I have been writing and rewriting the same post all this week but have officially swept it away due to increased rambling spurred by lack of human contact. For all our sakes, it has been deleted.
I woke up this week in the middle of the night with a strange allergic reaction. Still on cold medication and not wanting to spend days with a burning eye, I returned to the nice clinic. The doctor was wearing a mask but looked deep into my eyes (to inspect them) but it still felt profoundly intimate.
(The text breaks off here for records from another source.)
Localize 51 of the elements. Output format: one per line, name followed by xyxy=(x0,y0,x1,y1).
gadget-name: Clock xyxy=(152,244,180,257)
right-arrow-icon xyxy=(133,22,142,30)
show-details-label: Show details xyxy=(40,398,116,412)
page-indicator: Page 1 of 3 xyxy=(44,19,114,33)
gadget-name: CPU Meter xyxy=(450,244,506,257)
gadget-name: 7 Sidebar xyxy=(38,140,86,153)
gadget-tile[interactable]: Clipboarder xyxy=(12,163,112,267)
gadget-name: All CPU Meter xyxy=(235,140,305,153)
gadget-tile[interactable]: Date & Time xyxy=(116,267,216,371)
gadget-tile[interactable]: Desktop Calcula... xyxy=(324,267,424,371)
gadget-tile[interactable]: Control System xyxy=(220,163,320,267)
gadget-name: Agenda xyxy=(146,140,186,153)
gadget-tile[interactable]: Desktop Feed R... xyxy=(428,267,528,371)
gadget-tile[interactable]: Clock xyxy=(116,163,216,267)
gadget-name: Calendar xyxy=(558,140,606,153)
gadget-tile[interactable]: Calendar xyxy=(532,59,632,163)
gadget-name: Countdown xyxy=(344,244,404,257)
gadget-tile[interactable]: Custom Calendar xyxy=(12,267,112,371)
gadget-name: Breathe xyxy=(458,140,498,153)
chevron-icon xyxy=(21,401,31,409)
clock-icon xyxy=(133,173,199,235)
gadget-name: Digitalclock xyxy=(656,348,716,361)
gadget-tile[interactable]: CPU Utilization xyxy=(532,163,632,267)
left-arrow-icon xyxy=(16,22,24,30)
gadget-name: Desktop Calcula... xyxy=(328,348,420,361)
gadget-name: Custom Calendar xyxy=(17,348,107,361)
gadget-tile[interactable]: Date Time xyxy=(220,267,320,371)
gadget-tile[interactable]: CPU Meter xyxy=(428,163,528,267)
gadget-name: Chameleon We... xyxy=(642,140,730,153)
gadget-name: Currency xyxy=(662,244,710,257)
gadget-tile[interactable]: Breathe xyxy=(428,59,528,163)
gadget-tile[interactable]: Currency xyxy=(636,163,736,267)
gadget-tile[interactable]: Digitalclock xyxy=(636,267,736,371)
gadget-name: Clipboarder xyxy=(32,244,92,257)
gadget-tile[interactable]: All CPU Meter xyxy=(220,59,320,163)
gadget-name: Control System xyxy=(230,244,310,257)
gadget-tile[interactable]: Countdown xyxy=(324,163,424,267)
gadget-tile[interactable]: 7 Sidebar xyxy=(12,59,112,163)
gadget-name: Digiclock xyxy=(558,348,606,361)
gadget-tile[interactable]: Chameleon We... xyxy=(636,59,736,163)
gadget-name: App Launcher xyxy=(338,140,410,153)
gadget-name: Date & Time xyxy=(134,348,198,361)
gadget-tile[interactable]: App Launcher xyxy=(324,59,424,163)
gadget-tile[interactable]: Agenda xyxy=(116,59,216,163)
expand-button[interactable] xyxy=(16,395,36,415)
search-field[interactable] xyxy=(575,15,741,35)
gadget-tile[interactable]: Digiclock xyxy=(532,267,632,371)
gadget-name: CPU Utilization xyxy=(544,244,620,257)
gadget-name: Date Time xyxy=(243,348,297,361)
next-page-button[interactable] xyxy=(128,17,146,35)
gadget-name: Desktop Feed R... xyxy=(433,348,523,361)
(Later on a walk a woman would turn to stare at me and I would feel seen, then realize I have been affected by the lack of contact much more than I thought.)
The English speaking doctor prescribed some truly helpful steroid eye drops along with two days worth of medicine with the promise to follow up today. For a moment I thought, is this how national health care increases its salary? Three visits in a week?
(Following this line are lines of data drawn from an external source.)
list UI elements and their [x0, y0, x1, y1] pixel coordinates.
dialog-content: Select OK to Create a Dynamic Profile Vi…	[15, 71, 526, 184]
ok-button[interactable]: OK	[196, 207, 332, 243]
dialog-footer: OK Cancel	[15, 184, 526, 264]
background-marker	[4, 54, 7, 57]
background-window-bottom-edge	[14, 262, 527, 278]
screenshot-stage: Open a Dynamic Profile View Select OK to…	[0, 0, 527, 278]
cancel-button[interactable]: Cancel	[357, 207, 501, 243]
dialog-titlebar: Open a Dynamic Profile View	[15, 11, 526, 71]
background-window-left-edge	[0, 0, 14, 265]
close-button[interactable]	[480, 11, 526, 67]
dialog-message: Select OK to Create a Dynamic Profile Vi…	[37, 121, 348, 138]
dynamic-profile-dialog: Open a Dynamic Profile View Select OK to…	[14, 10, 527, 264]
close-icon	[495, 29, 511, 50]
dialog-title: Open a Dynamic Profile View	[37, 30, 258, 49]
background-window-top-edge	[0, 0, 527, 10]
Even so, my clinic visits and medicine came to ₩22,800, or 19 USD. If it doesn’t get better, he said, I may need to do an allergy test.
Allergies would make the most sense at this point. Since moving here I’ve had everything from mild food poisoning to fevers that appear and break in a day to chest congestion to swollen eye lids. It’s a battle between a new continent and its flora, the human Petri dish of big city life, and lowly regulated pollutants.
(Busan tutor said “I heard the air in Seoul is good because China factories were shut down.” I laughed and then attempted in my most garbled sentence yet “if that were the case then every day for the last five months should have been green. But they weren’t. We still had many yellow and orange days.” Note: South Korea says China is to blame for most of the pollution here. There is evidence to suggest not all the pollution is from China but peninsular countries are stubborn and China is China so the fault will always lay in a no mans land between them.)
Yet why was I feeling so odd? The pollution was in the green today and I haven’t spent time with another human since who knows when. My dinner plans with Busan Boy and separate walking plans with another friend had to be canceled this week because of my weak immune system.
Then I checked the weather and wouldn’t you know it, the humidity was thirteen percent. Lower than Las Vegas at the same point in time.
At least I’m not completely alone: my online tutor lives in Busan and has similar problems in Seoul. “My boogers turn black,” she told me, in both a truthful and educational sentence. I now know “boogers” in Korean.
Anyway, my point is not to bore you with my mediocre medical complaints. Although I’ll be sweat staining every shirt, I’m looking forward to summer when the air is clean and humid.
Even though the air was too dry today, I said screw it! And walked to the river to watch the sunset. I’m glad I did.
Honestly, these weeks, these months, this entire winter has been weird. I needed something to feel like my old self. My summer self.
Once I reached open space my eyes had trouble adjusting and then I had to wonder just how much time I’ve spent in my little apartment.
Probably too much time.
Before I made it to the river I hit a dead end under a bridge. South Korea is not a place where I need to be worried if I find myself in the shadow of an abandoned bridge at sun down. But my miscalculation led me to something great…
They say cherry blossoms are blooming early this year— but with the virus still raging in the coastal cities and the most famous park for the blooms in Seoul closed to the public through April, I assumed like most of my plans for this year I’d have to wait for next year.
But around the corner and curling over the fence of an apartment complex were a short row of cherry blossom trees, bloomed early like the reports said.
The delight wasn’t over. The sunset on the river was something else. After weeks of poor air quality, I was especially grateful.
I spent another hour walking around as the sun set and saw my first star in what felt like a very long time.
South Korea has been living under a coronavirus reality since January. Truthfully we’re all struggling, whether here of elsewhere.
But I just hold my own hand and tell myself “everything will be alright”.